Chinese Steam
Title | Chinese Steam PDF eBook |
Author | David Kitching |
Publisher | Amberley Publishing Limited |
Total Pages | 96 |
Release | 2017-12-15 |
Genre | Transportation |
ISBN | 1445676214 |
A stunning and evocative collection of images documenting the final years of steam locomotives on the railways of China.
To China for Steam
Title | To China for Steam PDF eBook |
Author | Robert Adley |
Publisher | Blandford |
Total Pages | 160 |
Release | 1983 |
Genre | Collection locomotives |
ISBN |
The Present Position of Ocean Steam Navigation, and Existing Government Contracts for Conveying Mails ..
Title | The Present Position of Ocean Steam Navigation, and Existing Government Contracts for Conveying Mails .. PDF eBook |
Author | |
Publisher | |
Total Pages | 122 |
Release | 1848 |
Genre | Contracts, Maritime |
ISBN |
The World's Last Steam Trains
Title | The World's Last Steam Trains PDF eBook |
Author | Chris Davies |
Publisher | Key Publishing |
Total Pages | 132 |
Release | 2022-03-30 |
Genre | Transportation |
ISBN | 1802820655 |
China was the last country in the world to manufacture and operate steam locomotives. By the early 1980s, there were an estimated 10,000 operational steam locomotives in the country, but by the 1990s, diesel and electric locomotives started to replace them on the main lines and the number in service reduced substantially as the millennium approached. The last steam locomotives were finally withdrawn from China Rail in 2003. After that, some continued to operate heavy freight trains on local railways for a short while, but most were deployed for use on the country’s industrial railways, mainly at coal mines and steel works. This trend continued into the first decade of the 21st century, but subsequently, the number of steam engines in service declined substantially and were confined to just a handful of industrial locations. Steam rail operations in China are now facing extinction. The modernization of the railways with the switch from steam to diesel, the closure of unsafe and loss-making collieries and China’s drive to reduce pollution and combat climate change from burning coal, have all conspired towards the demise of the industrial lines operating steam in China.
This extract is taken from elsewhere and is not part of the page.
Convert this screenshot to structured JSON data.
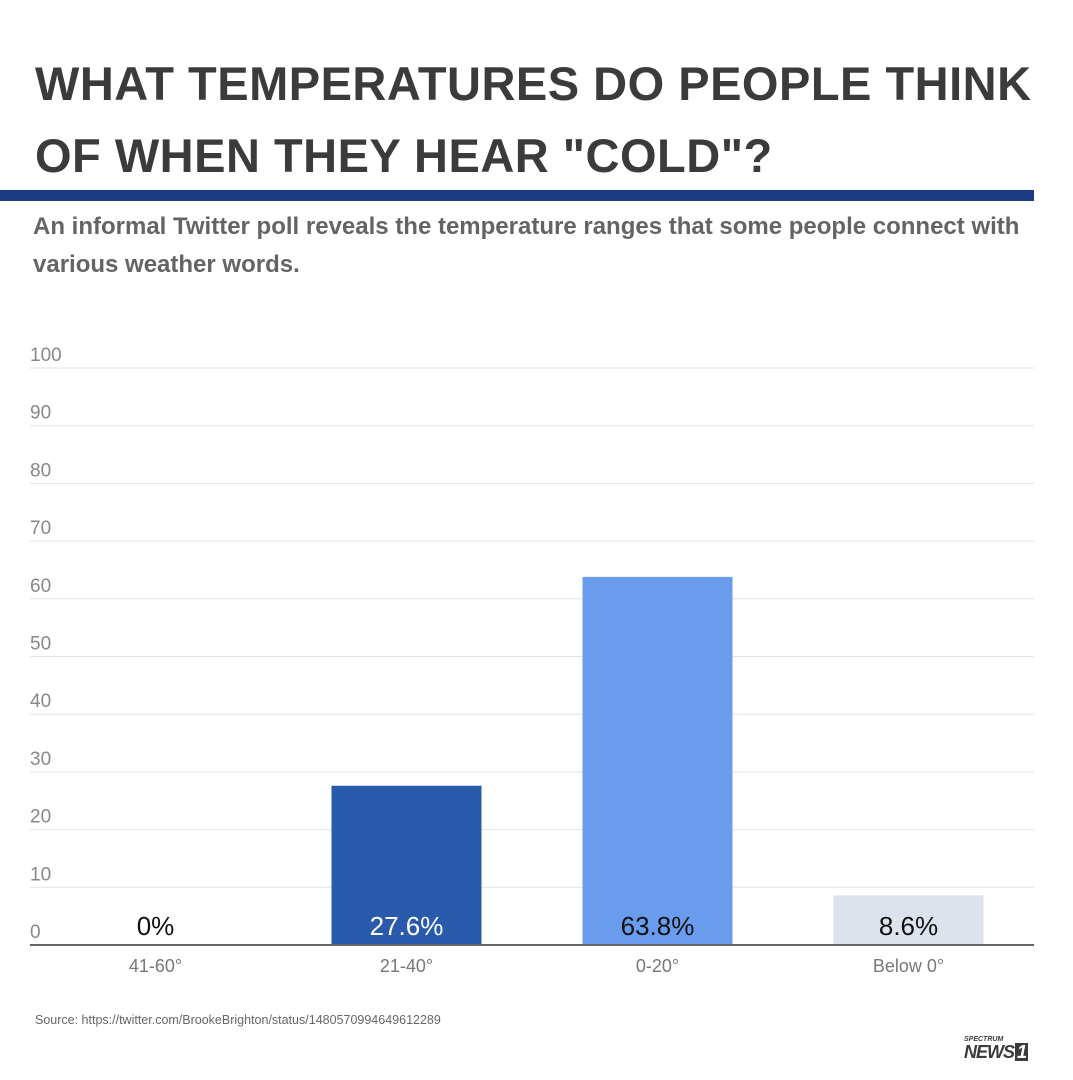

This book looks at the last of the standard-gauge steam operations in China, including Sandaoling, the last steam-worked opencast coal mine in the world; Fuxin, a coal-mining city in Liaoning Province, which until recently, operated the largest surviving fleet of SY locomotives; Baiyin, in Gansu Province, which operated some of the last steam-hauled passenger trains in the world; and Wu Jiu, a remote coal-mining outpost in Inner Mongolia. Beautifully illustrated with over 120 color photographs and a description of the operations, this is a striking portrait of the last of the world’s operating steam trains.
A Chronological History of the Origin and Development of Steam Navigation
Title | A Chronological History of the Origin and Development of Steam Navigation PDF eBook |
Author | George Henry Preble |
Publisher | BoD – Books on Demand |
Total Pages | 506 |
Release | 2023-12-19 |
Genre | Fiction |
ISBN | 3385104726 |
Reprint of the original, first published in 1883.
China and Japan
Title | China and Japan PDF eBook |
Author | James D. Johnston |
Publisher | |
Total Pages | 506 |
Release | 1860 |
Genre | China |
ISBN |
Steam Power and Sea Power
Title | Steam Power and Sea Power PDF eBook |
Author | Steven Gray |
Publisher | Springer |
Total Pages | 289 |
Release | 2017-09-25 |
Genre | History |
ISBN | 1137576421 |
This book examines how the expansion of a steam-powered Royal Navy from the second half of the nineteenth century had wider ramifications across the British Empire. In particular, it considers how steam propulsion made vessels utterly dependent on a particular resource – coal – and its distribution around the world. In doing so, it shows that the ‘coal question’ was central to imperial defence and the protection of trade, requiring the creation of infrastructures that spanned the globe. This infrastructure required careful management, and the processes involved show the development of bureaucracy and the reliance on the ‘contractor state’ to ensure this was both robust and able to allow swift mobilisation in war. The requirement to stop regularly at foreign stations also brought men of the Royal navy into contact with local coal heavers, as well as indigenous populations and landscapes. These encounters and their dissemination are crucial to our understanding of imperial relationships and imaginations at the height of the imperial age.